La guerra russa in Ucraina apre la crisi del governo estone, alleato chiave della Nato nei Baltici. La premier Kallas mette alla porta i centristi con l’accusa di essere troppo vicini al Cremlino. Sotto i riflettori un vecchio accordo con il partito di Putin simile a quello firmato (e non annullato) dalla Lega

Un contratto con il partito di Vladimir Putin val bene una crisi di governo. Succede in Estonia, dove la coalizione guidata da Kaja Kallas è appena finita in frantumi. Il motivo? La premier ha chiesto e ottenuto dal presidente Alan Karis la rimozione di sette ministri del Partito di Centro, accusati di ambiguità nei confronti del governo russo. “La situazione della sicurezza in Europa non mi permette di continuare a lavorare insieme al Partito di Centro, che non è in grado di mettere gli interessi dell’Estonia al di sopra dei propri”, ha detto Kallas.

La crisi lascia di fatto in carica un governo di minoranza, e non è ancora chiaro se i centristi estromessi cercheranno di creare una nuova coalizione con i due partiti di destra Isamaa ed Ekre. Una frattura che nasce da ragioni di politica interna – da settimane le distanze fra i due partiti al governo si erano fatte siderali sulle riforme – ma che rischia di avere conseguenze anche sul piano internazionale. La stabilità dei Baltici è infatti strategica per la Nato, che nel Mar Baltico domenica darà il via a un’esercitazione congiunta di 17 Paesi, tra cui le candidate Svezia e Finlandia.

Quella estone è la prima crisi di un governo europeo e Nato innescata dalla guerra russa in Ucraina. Segno che il sostegno alla resistenza di Kiev e le simpatie per il Cremlino sono diventate linee di faglia anche per la politica interna del fronte euroatlantico. L’accusa di Kallas contro il Centro, che fra i ministri dimessi conta anche la ministra degli Esteri Eva Liimets, è pesante: “Neanche in questa situazione riesce a fare in modo che la nostra indipendenza e i nostri valori costituzionali siano protetti”.

Come ricorda il Financial Times, la Russian connection del Partito di Centro – che ha governato in una coalizione con la destra di Isamaa dal 2019 al 2021 – parte da lontano, nel 2004, quando ha firmato un accordo di cooperazione con Russia Unita, il partito di Putin. Un documento simile e a tratti uguale a quello firmato nel 2017 dalla Lega guidata Matteo Salvini, con una cerimonia alla presenza del vicesegretario generale del Consiglio russo per le relazioni internazionali  Sergei Zhelezniak.

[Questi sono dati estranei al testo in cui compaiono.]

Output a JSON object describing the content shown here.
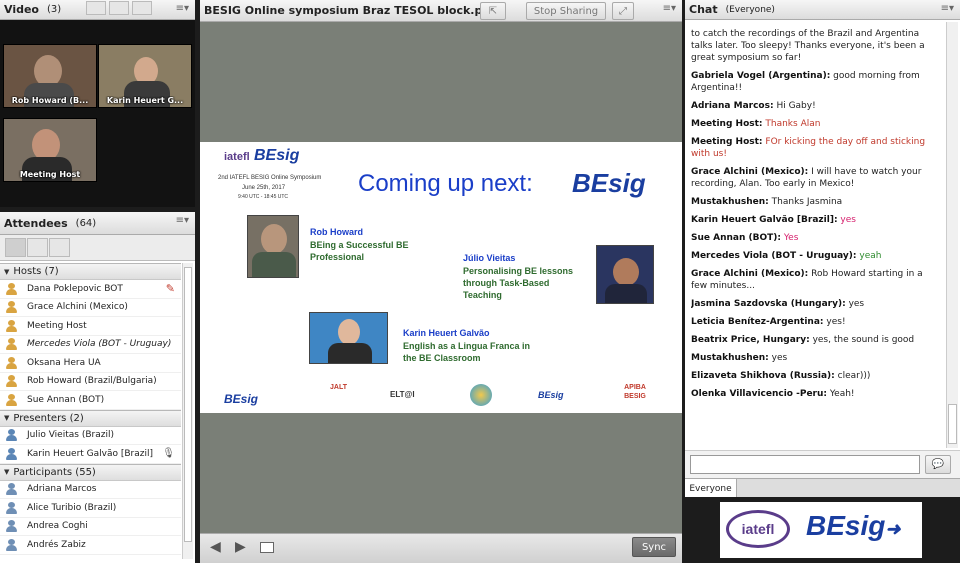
{
  "video": {
    "title": "Video",
    "count": "(3)",
    "participants": [
      {
        "name": "Rob Howard (B..."
      },
      {
        "name": "Karin Heuert G..."
      },
      {
        "name": "Meeting Host"
      }
    ]
  },
  "share": {
    "title": "BESIG Online symposium Braz TESOL block.pptx",
    "stop_sharing_label": "Stop Sharing",
    "sync_label": "Sync"
  },
  "slide": {
    "logo_org": "iatefl",
    "logo_besig": "BEsig",
    "event_title": "2nd IATEFL BESIG Online Symposium",
    "event_date": "June 25th, 2017",
    "event_time": "9:40 UTC - 18:45 UTC",
    "heading": "Coming up next:",
    "speakers": [
      {
        "name": "Rob Howard",
        "topic_line1": "BEing a Successful BE",
        "topic_line2": "Professional",
        "topic_line3": ""
      },
      {
        "name": "Júlio Vieitas",
        "topic_line1": "Personalising BE lessons",
        "topic_line2": "through Task-Based",
        "topic_line3": "Teaching"
      },
      {
        "name": "Karin Heuert Galvão",
        "topic_line1": "English as a Lingua Franca in",
        "topic_line2": "the BE Classroom",
        "topic_line3": ""
      }
    ],
    "sponsors": [
      "BEsig",
      "JALT",
      "ELT@I",
      "",
      "BEsig",
      "APIBA BESIG"
    ]
  },
  "attendees": {
    "title": "Attendees",
    "count": "(64)",
    "hosts_label": "Hosts (7)",
    "hosts": [
      {
        "name": "Dana Poklepovic BOT",
        "italic": false
      },
      {
        "name": "Grace Alchini (Mexico)",
        "italic": false
      },
      {
        "name": "Meeting Host",
        "italic": false
      },
      {
        "name": "Mercedes Viola (BOT - Uruguay)",
        "italic": true
      },
      {
        "name": "Oksana Hera UA",
        "italic": false
      },
      {
        "name": "Rob Howard (Brazil/Bulgaria)",
        "italic": false
      },
      {
        "name": "Sue Annan (BOT)",
        "italic": false
      }
    ],
    "presenters_label": "Presenters (2)",
    "presenters": [
      {
        "name": "Julio Vieitas (Brazil)"
      },
      {
        "name": "Karin Heuert Galvão [Brazil]"
      }
    ],
    "participants_label": "Participants (55)",
    "participants": [
      {
        "name": "Adriana Marcos"
      },
      {
        "name": "Alice Turibio (Brazil)"
      },
      {
        "name": "Andrea Coghi"
      },
      {
        "name": "Andrés Zabiz"
      }
    ]
  },
  "chat": {
    "title": "Chat",
    "scope": "(Everyone)",
    "tab_label": "Everyone",
    "messages": [
      {
        "sender": "",
        "text": "to catch the recordings of the Brazil and Argentina talks later. Too sleepy! Thanks everyone, it's been a great symposium so far!",
        "style": ""
      },
      {
        "sender": "Gabriela Vogel (Argentina):",
        "text": "good morning from Argentina!!",
        "style": ""
      },
      {
        "sender": "Adriana Marcos:",
        "text": "Hi Gaby!",
        "style": ""
      },
      {
        "sender": "Meeting Host:",
        "text": "Thanks Alan",
        "style": "red"
      },
      {
        "sender": "Meeting Host:",
        "text": "FOr kicking the day off and sticking with us!",
        "style": "red"
      },
      {
        "sender": "Grace Alchini (Mexico):",
        "text": "I will have to watch your recording, Alan. Too early in Mexico!",
        "style": ""
      },
      {
        "sender": "Mustakhushen:",
        "text": "Thanks Jasmina",
        "style": ""
      },
      {
        "sender": "Karin Heuert Galvão [Brazil]:",
        "text": "yes",
        "style": "mag"
      },
      {
        "sender": "Sue Annan (BOT):",
        "text": "Yes",
        "style": "mag"
      },
      {
        "sender": "Mercedes Viola (BOT - Uruguay):",
        "text": "yeah",
        "style": "grn"
      },
      {
        "sender": "Grace Alchini (Mexico):",
        "text": "Rob Howard starting in a few minutes...",
        "style": ""
      },
      {
        "sender": "Jasmina Sazdovska (Hungary):",
        "text": "yes",
        "style": ""
      },
      {
        "sender": "Leticia Benítez-Argentina:",
        "text": "yes!",
        "style": ""
      },
      {
        "sender": "Beatrix Price, Hungary:",
        "text": "yes, the sound is good",
        "style": ""
      },
      {
        "sender": "Mustakhushen:",
        "text": "yes",
        "style": ""
      },
      {
        "sender": "Elizaveta Shikhova (Russia):",
        "text": "clear)))",
        "style": ""
      },
      {
        "sender": "Olenka Villavicencio -Peru:",
        "text": "Yeah!",
        "style": ""
      }
    ],
    "input_value": ""
  },
  "footer_logo": {
    "org": "iatefl",
    "brand": "BEsig"
  }
}
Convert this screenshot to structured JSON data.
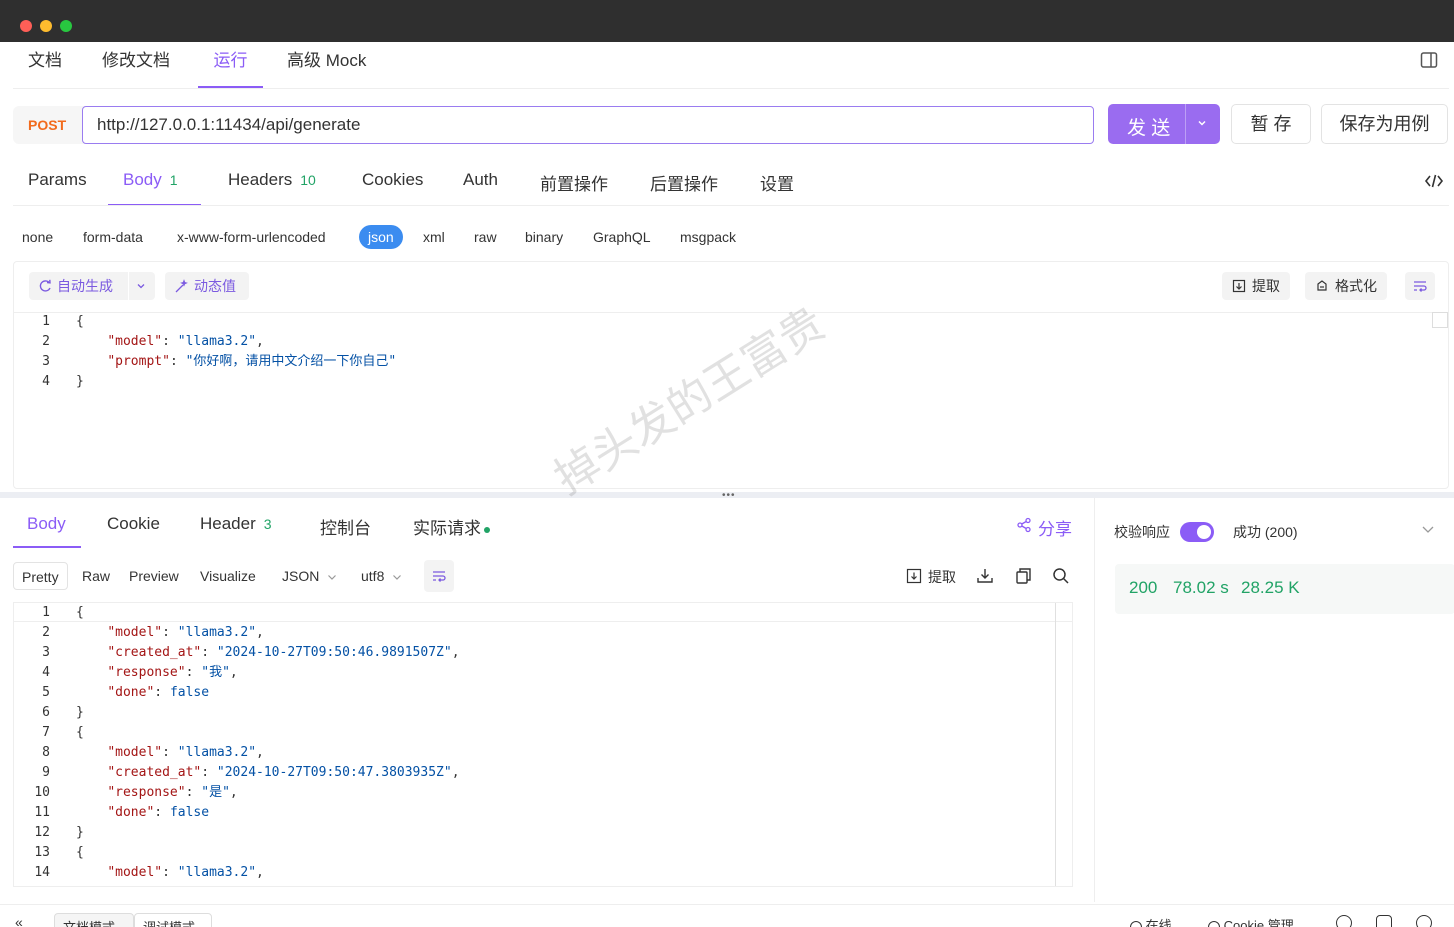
{
  "top_tabs": [
    "文档",
    "修改文档",
    "运行",
    "高级 Mock"
  ],
  "request": {
    "method": "POST",
    "url": "http://127.0.0.1:11434/api/generate",
    "send_label": "发 送",
    "save_temp_label": "暂 存",
    "save_case_label": "保存为用例"
  },
  "param_tabs": {
    "params": "Params",
    "body": "Body",
    "body_count": "1",
    "headers": "Headers",
    "headers_count": "10",
    "cookies": "Cookies",
    "auth": "Auth",
    "pre": "前置操作",
    "post": "后置操作",
    "settings": "设置"
  },
  "body_types": [
    "none",
    "form-data",
    "x-www-form-urlencoded",
    "json",
    "xml",
    "raw",
    "binary",
    "GraphQL",
    "msgpack"
  ],
  "editor_toolbar": {
    "auto_gen": "自动生成",
    "dynamic": "动态值",
    "extract": "提取",
    "format": "格式化"
  },
  "request_body_lines": [
    {
      "n": "1",
      "pre": "{",
      "k": "",
      "mid": "",
      "v": "",
      "post": ""
    },
    {
      "n": "2",
      "pre": "    ",
      "k": "\"model\"",
      "mid": ": ",
      "v": "\"llama3.2\"",
      "post": ","
    },
    {
      "n": "3",
      "pre": "    ",
      "k": "\"prompt\"",
      "mid": ": ",
      "v": "\"你好啊，请用中文介绍一下你自己\"",
      "post": ""
    },
    {
      "n": "4",
      "pre": "}",
      "k": "",
      "mid": "",
      "v": "",
      "post": ""
    }
  ],
  "response_tabs": {
    "body": "Body",
    "cookie": "Cookie",
    "header": "Header",
    "header_count": "3",
    "console": "控制台",
    "actual": "实际请求",
    "share": "分享"
  },
  "response_formats": {
    "pretty": "Pretty",
    "raw": "Raw",
    "preview": "Preview",
    "visualize": "Visualize",
    "json": "JSON",
    "utf8": "utf8",
    "extract": "提取"
  },
  "response_lines": [
    {
      "n": "1",
      "pre": "{",
      "k": "",
      "mid": "",
      "v": "",
      "post": ""
    },
    {
      "n": "2",
      "pre": "    ",
      "k": "\"model\"",
      "mid": ": ",
      "v": "\"llama3.2\"",
      "post": ","
    },
    {
      "n": "3",
      "pre": "    ",
      "k": "\"created_at\"",
      "mid": ": ",
      "v": "\"2024-10-27T09:50:46.9891507Z\"",
      "post": ","
    },
    {
      "n": "4",
      "pre": "    ",
      "k": "\"response\"",
      "mid": ": ",
      "v": "\"我\"",
      "post": ","
    },
    {
      "n": "5",
      "pre": "    ",
      "k": "\"done\"",
      "mid": ": ",
      "v": "false",
      "post": ""
    },
    {
      "n": "6",
      "pre": "}",
      "k": "",
      "mid": "",
      "v": "",
      "post": ""
    },
    {
      "n": "7",
      "pre": "{",
      "k": "",
      "mid": "",
      "v": "",
      "post": ""
    },
    {
      "n": "8",
      "pre": "    ",
      "k": "\"model\"",
      "mid": ": ",
      "v": "\"llama3.2\"",
      "post": ","
    },
    {
      "n": "9",
      "pre": "    ",
      "k": "\"created_at\"",
      "mid": ": ",
      "v": "\"2024-10-27T09:50:47.3803935Z\"",
      "post": ","
    },
    {
      "n": "10",
      "pre": "    ",
      "k": "\"response\"",
      "mid": ": ",
      "v": "\"是\"",
      "post": ","
    },
    {
      "n": "11",
      "pre": "    ",
      "k": "\"done\"",
      "mid": ": ",
      "v": "false",
      "post": ""
    },
    {
      "n": "12",
      "pre": "}",
      "k": "",
      "mid": "",
      "v": "",
      "post": ""
    },
    {
      "n": "13",
      "pre": "{",
      "k": "",
      "mid": "",
      "v": "",
      "post": ""
    },
    {
      "n": "14",
      "pre": "    ",
      "k": "\"model\"",
      "mid": ": ",
      "v": "\"llama3.2\"",
      "post": ","
    }
  ],
  "right_panel": {
    "validate_label": "校验响应",
    "status_text": "成功 (200)",
    "code": "200",
    "time": "78.02 s",
    "size": "28.25 K"
  },
  "footer": {
    "doc_mode": "文档模式",
    "debug_mode": "调试模式",
    "online": "在线",
    "cookie_mgmt": "Cookie 管理"
  },
  "watermark": "掉头发的王富贵",
  "colors": {
    "accent": "#8b5cf6",
    "method": "#f26b1d",
    "success": "#21a366",
    "json_tag": "#3b8cf0"
  }
}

Come nel caso leghista, anche il “contratto” dei centristi estoni prevede uno scambio di informazioni continuo con la forza politica del presidente russo. Con una differenza. Il 6 marzo del 2022 l’accordo con la Lega è stato tacitamente rinnovato – a cinque anni dalla firma, come previsto dal testo – anche se disconosciuto informalmente da alcuni esponenti leghisti. Diverso il caso del Partito di Centro: con una riunione straordinaria convocata proprio per il 6 marzo, il comitato direttivo ha ufficialmente dismesso l’intesa putiniana rimasta in piedi per 18 anni dichiarandone “l’invalidità” e condannando l’invasione dell’Ucraina.